In Good Humour

Paul Anthony

Evan Brow
Ming Wong
Steve Bays

In our vast culture of entertainment, we tend to associate variety shows with the past. They were ways for guys like Bob Hope and Frank Sinatra to goof around with friends on one of the three channels available at the time. They were filler, bridging the gap between the news and episodes of Gunsmoke. Almost eight years ago, actor / comedian, Paul Anthony had an idea. He saw the potential of a live variety show, a showcase of Vancouver’s most unique talent. With a distaste for polished performance and a desire to create a community of charming differences, Anthony created Talent Time in 2008, a full-fledged underground Vancouver talk show.
Paul Anthony Filmgo v1

“I feel with Talent Time we’ve created a secret club where it feels like everyone’s vibing together,” says Anthony. “I see people enjoying it with their friends. It just feels like a warm, happy place.”

Anthony grew up in Winnipeg, listening to comedy radio shows. He had a predisposition to portraying different characters, sometimes skipping school and dressing in his dad’s clothing to walk around outside and see how people would respond. He began performing character comedy, opening for bands and improv groups as his character, Hugh Phukovsky, self-described as the “punk rock custodian of comedy,” with a name specifically chosen to sound like “You Fuck Off-sky.” Anthony admired the strange and the unusual, seeking a distinct voice in everything he did.

“I didn’t believe any rule of comedy,” Anthony explains. “I have an inherent distrust of authority. So people say comedy happens in threes? No. It happens in twelves, or whatever.”

In 1998, Anthony moved to Vancouver, graduating from Studio 58 in 2001. As an aspiring actor, Anthony began to build a career: getting an agent, acting in mainstage plays, and going down to Los Angeles for parts, but his heart was never in the Hollywood rat race.

“I met with the heads of networks and casting directors, but it felt like a lot of work. I was never interested in that part of acting,” Anthony continues, “Some people really want to be movie stars, and I’ve only been ambitious about the work. So this idea of going down there where I didn’t know anyone, to auditions where you maybe get something, seemed like a waste. So I came back here and did little shows with friends, and I don’t regret it.”

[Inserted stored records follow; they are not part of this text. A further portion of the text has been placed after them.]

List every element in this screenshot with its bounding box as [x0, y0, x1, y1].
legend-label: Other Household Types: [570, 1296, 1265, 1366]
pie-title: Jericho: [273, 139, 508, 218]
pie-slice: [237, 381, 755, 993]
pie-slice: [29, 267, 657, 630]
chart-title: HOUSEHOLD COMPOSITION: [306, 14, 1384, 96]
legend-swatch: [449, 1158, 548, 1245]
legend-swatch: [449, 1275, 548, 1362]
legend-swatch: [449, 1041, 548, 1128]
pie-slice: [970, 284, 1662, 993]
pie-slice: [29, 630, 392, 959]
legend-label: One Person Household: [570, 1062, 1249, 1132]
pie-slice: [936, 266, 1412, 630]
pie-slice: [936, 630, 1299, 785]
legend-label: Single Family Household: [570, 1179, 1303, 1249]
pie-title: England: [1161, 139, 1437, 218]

Anthony, on portraying characters growing up: “I started putting on these characters just for my own psychology experiment, like I’d go to different neighbourhoods with this ratty wig and I’d just go through people’s garbage. And I’d just see how people responded to me.”

Now settled in Vancouver, Anthony has found work in a number of fulfilling projects, including a lead role as a street kid in Eighteen, as a rock n’ roll vampire in Suck, and more recently as the Rainbow Raider in The Flash. However, Anthony kept doing small shows around town. In 2007, Anthony’s friend, Aubrey Tennant asked him to co-host the show, Softcore Comedy at the Cobalt. Anthony liked the experience so much that he did the show for a full year. The Biltmore took notice of Anthony and asked him to produce his own show. With a premiere in January 2008, Talent Time began.

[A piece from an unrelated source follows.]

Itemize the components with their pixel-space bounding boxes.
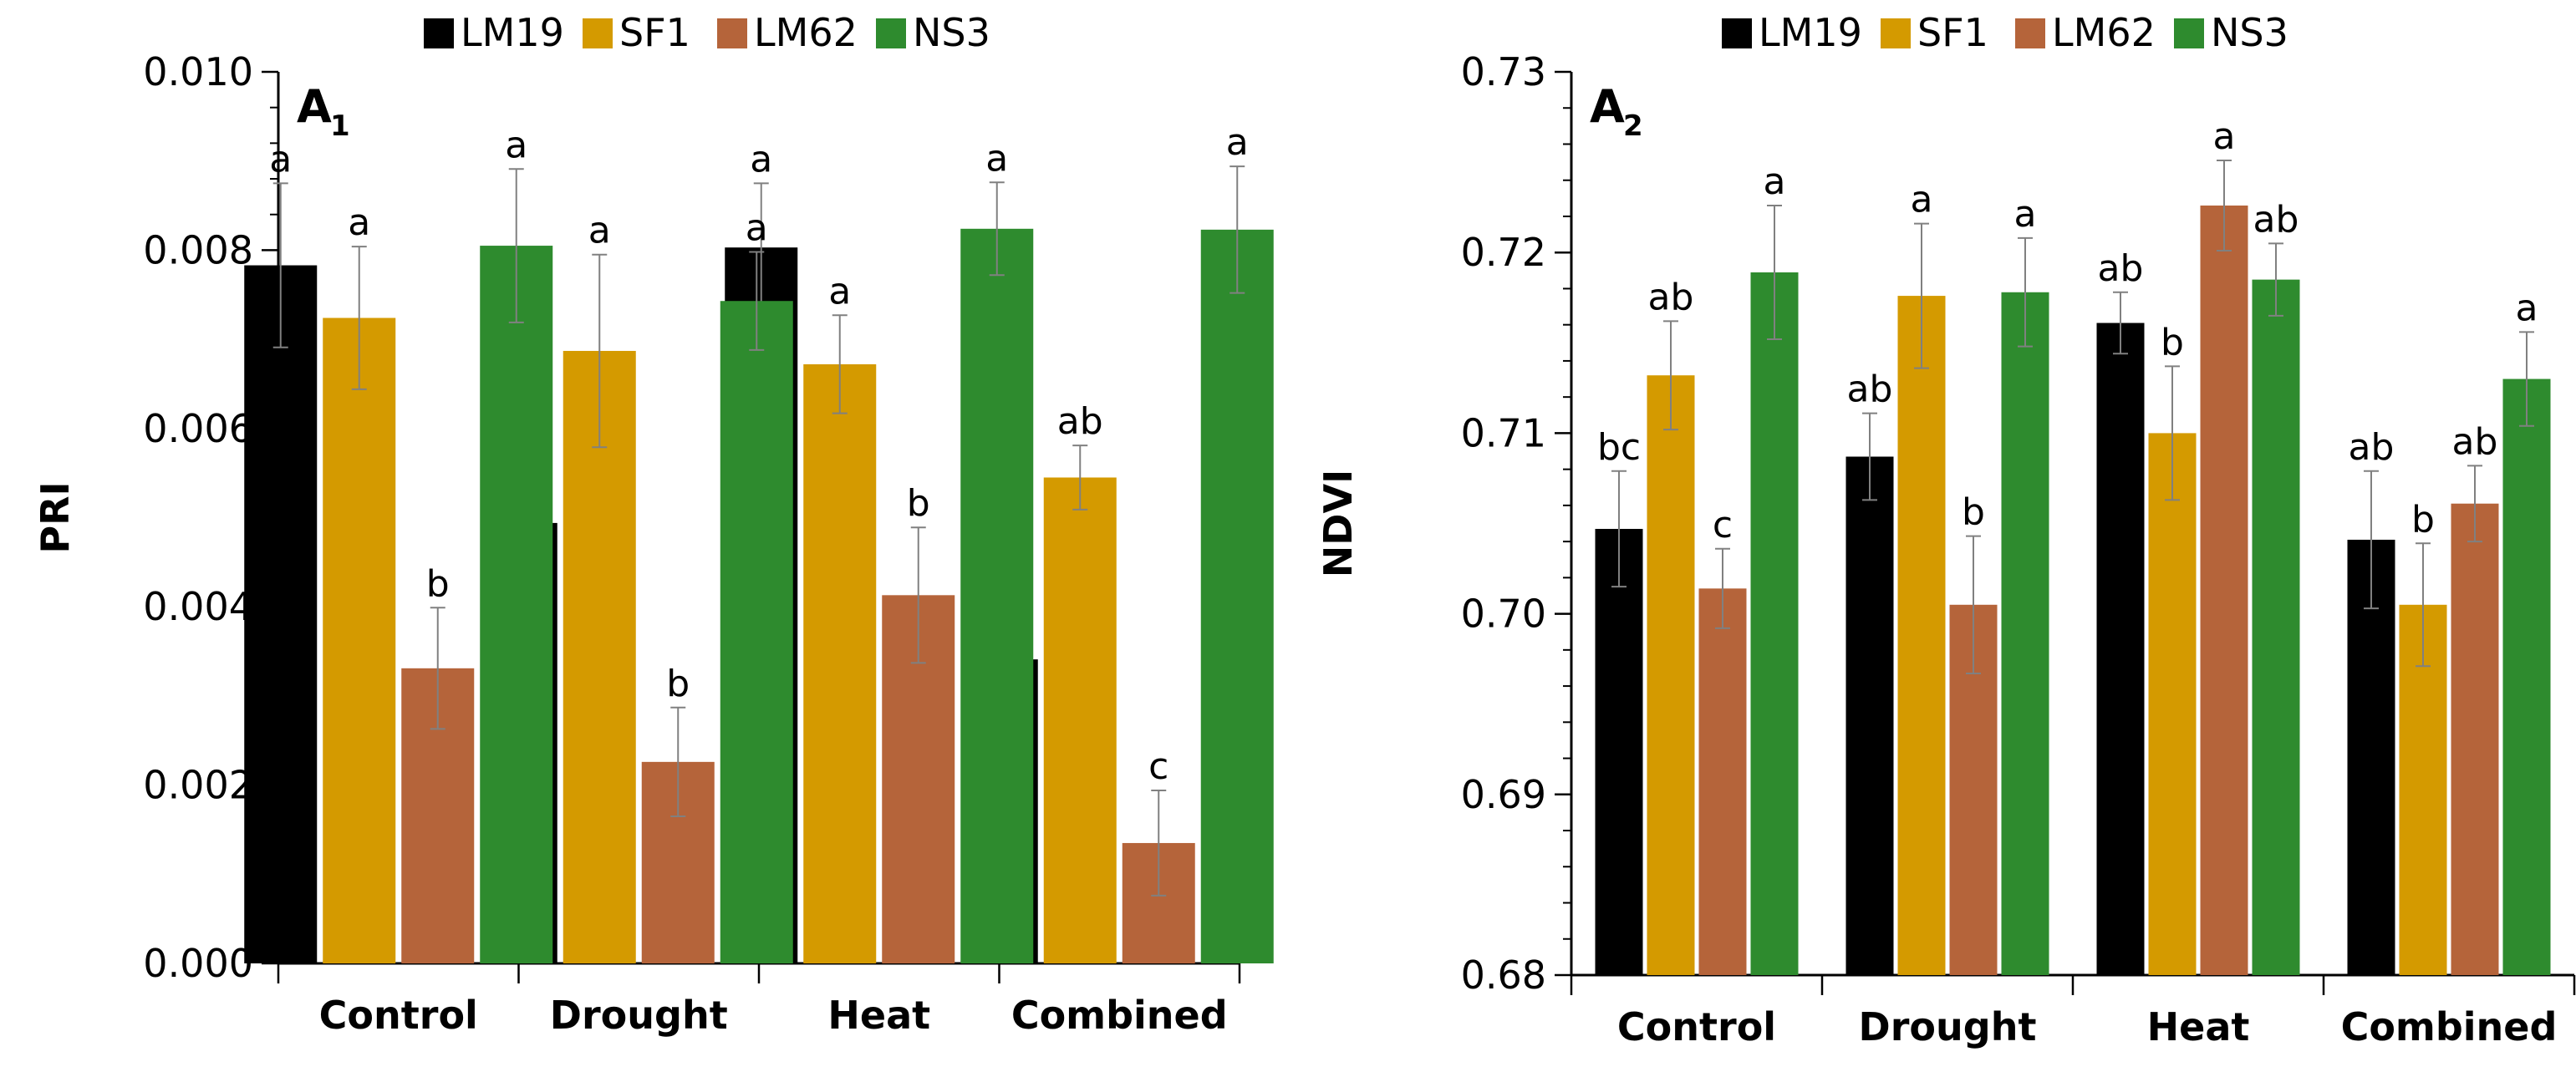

“I have a lot of friends who are comedians and I love comedy, but it’s only one scene,” says Anthony. “I get bored when things are so small and the same. So I’d be taking the bus to New Westminster because I heard there was a talent show happening in a mall. And I’d watch three hours of horrible shit, all just to see one kid who would come on in a purple tutu, tap-dancing to Johnny Cash, and there was something there. They would be on the show. I knew my friends wouldn’t endure all the horribleness for that gem, so I did my show so I could bring that gem to them.”

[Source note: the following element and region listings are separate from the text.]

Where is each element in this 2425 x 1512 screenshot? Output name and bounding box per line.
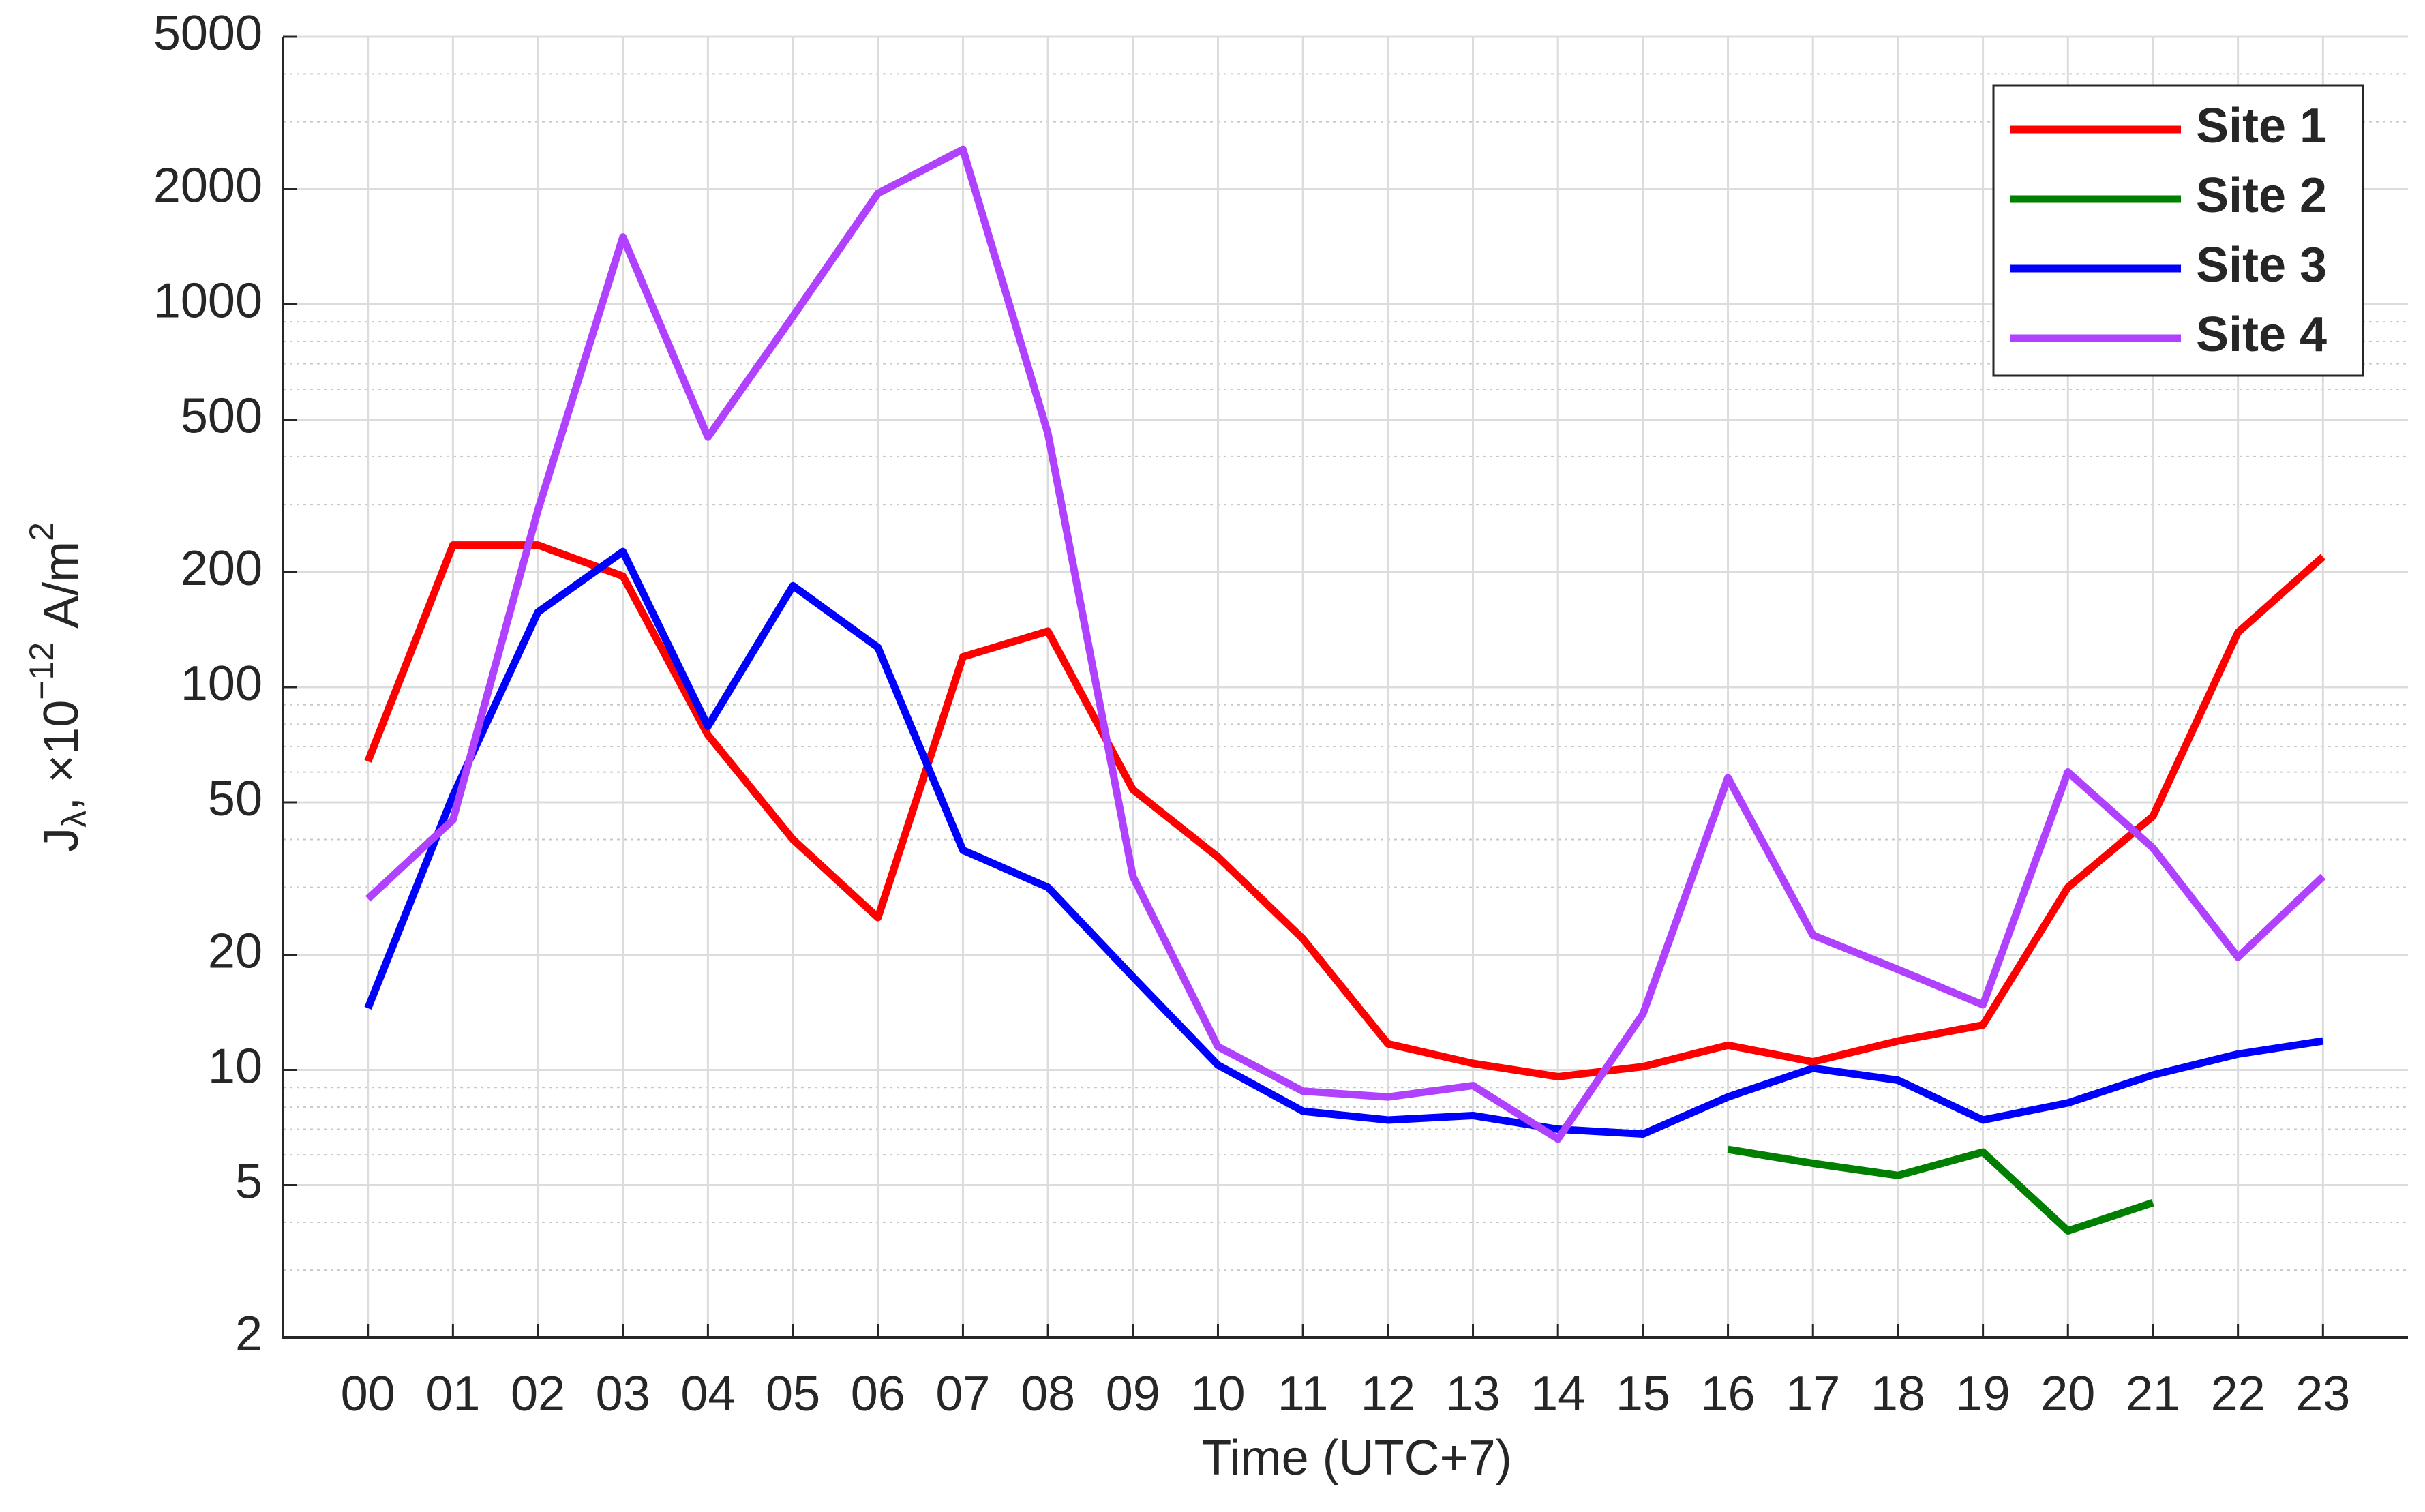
x-tick-label: 09 bbox=[1106, 1367, 1160, 1421]
y-tick-label: 2000 bbox=[153, 158, 262, 213]
x-tick-label: 18 bbox=[1871, 1367, 1925, 1421]
x-tick-label: 00 bbox=[341, 1367, 395, 1421]
y-tick-label: 5000 bbox=[153, 6, 262, 61]
x-tick-label: 21 bbox=[2126, 1367, 2180, 1421]
series-line bbox=[364, 547, 2324, 1138]
grid bbox=[283, 35, 2408, 1339]
lines bbox=[364, 145, 2326, 1235]
x-tick-label: 17 bbox=[1786, 1367, 1840, 1421]
y-label-part: λ bbox=[55, 811, 93, 828]
x-tick-label: 19 bbox=[1956, 1367, 2010, 1421]
x-tick-label: 12 bbox=[1361, 1367, 1415, 1421]
x-tick-label: 02 bbox=[511, 1367, 565, 1421]
y-label-part: J bbox=[34, 828, 89, 852]
legend-label: Site 4 bbox=[2196, 307, 2327, 362]
y-tick-label: 500 bbox=[181, 389, 262, 444]
legend-label: Site 3 bbox=[2196, 238, 2327, 292]
y-label-part: A/m bbox=[34, 541, 89, 642]
y-label-part: −12 bbox=[22, 642, 61, 700]
x-tick-label: 04 bbox=[680, 1367, 735, 1421]
axes: 2 5 10 20 50 100 200 500 1000 2000 5000 00 01 02 03 04 0… bbox=[153, 6, 2408, 1421]
x-tick-label: 22 bbox=[2211, 1367, 2265, 1421]
y-tick-label: 20 bbox=[208, 924, 262, 978]
y-axis-label: Jλ, ×10−12 A/m2 bbox=[22, 522, 93, 852]
legend-label: Site 1 bbox=[2196, 99, 2327, 153]
y-label-part: 2 bbox=[22, 522, 61, 541]
y-tick-label: 100 bbox=[181, 656, 262, 711]
series-line bbox=[1727, 1145, 2154, 1235]
x-tick-label: 16 bbox=[1701, 1367, 1756, 1421]
y-tick-label: 10 bbox=[208, 1040, 262, 1094]
y-tick-label: 5 bbox=[235, 1155, 262, 1209]
x-tick-label: 03 bbox=[596, 1367, 650, 1421]
x-tick-label: 14 bbox=[1531, 1367, 1585, 1421]
x-tick-label: 10 bbox=[1190, 1367, 1245, 1421]
legend-box bbox=[1992, 84, 2364, 377]
axis-frame bbox=[282, 37, 2408, 1339]
legend: Site 1 Site 2 Site 3 Site 4 bbox=[1992, 84, 2364, 377]
y-tick-label: 50 bbox=[208, 772, 262, 826]
x-tick-label: 05 bbox=[766, 1367, 820, 1421]
y-label-part: , ×10 bbox=[34, 700, 89, 811]
x-tick-label: 20 bbox=[2040, 1367, 2095, 1421]
series-line bbox=[364, 541, 2325, 1080]
x-tick-label: 13 bbox=[1445, 1367, 1500, 1421]
x-tick-label: 07 bbox=[935, 1367, 990, 1421]
y-tick-label: 2 bbox=[235, 1307, 262, 1361]
legend-label: Site 2 bbox=[2196, 168, 2327, 223]
y-tick-label: 200 bbox=[181, 541, 262, 596]
x-axis-label: Time (UTC+7) bbox=[1201, 1431, 1511, 1485]
x-tick-label: 01 bbox=[425, 1367, 480, 1421]
x-tick-label: 15 bbox=[1616, 1367, 1670, 1421]
x-tick-label: 06 bbox=[851, 1367, 905, 1421]
y-tick-label: 1000 bbox=[153, 273, 262, 328]
x-tick-label: 11 bbox=[1278, 1367, 1329, 1421]
x-tick-label: 08 bbox=[1021, 1367, 1075, 1421]
series-line bbox=[365, 145, 2326, 1143]
x-tick-label: 23 bbox=[2295, 1367, 2350, 1421]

Talent Time grew fast. The show began airing on Novus in August 2008 and on Shaw in October 2011. Local actor / improviser Ryan Beil joined as the official co-host in January 2011, and the show eventually became too big for the Biltmore. In September 2014, Talent Time moved to the Rio Theatre with a brand new set and a deeper appreciation for the weird and wonderful. Now in its eighth season, the show has curated hundreds of unique acts to its Vancouver audience, from a nine-year old duo’s Mario Bros. dance performance, to an original song by Randy Quaid, to retired auto mechanic inventor James Ming Kwok’s inventions to reduce car accident injuries. With an appreciation for community and raw expression, Paul Anthony’s Talent Time lives on as a bastion of beautiful Vancouver oddities.

“I just want to understand people more, which ties into my own understanding as well,” says Anthony. “There’s nothing better than a hearty laugh with good friends and it’s good to expand that boundary of who your ‘good friends’ are.”


You can see Talent Time at the Rio Theatre on the first Thursday of each month. The next two installments are December 3 and January 7.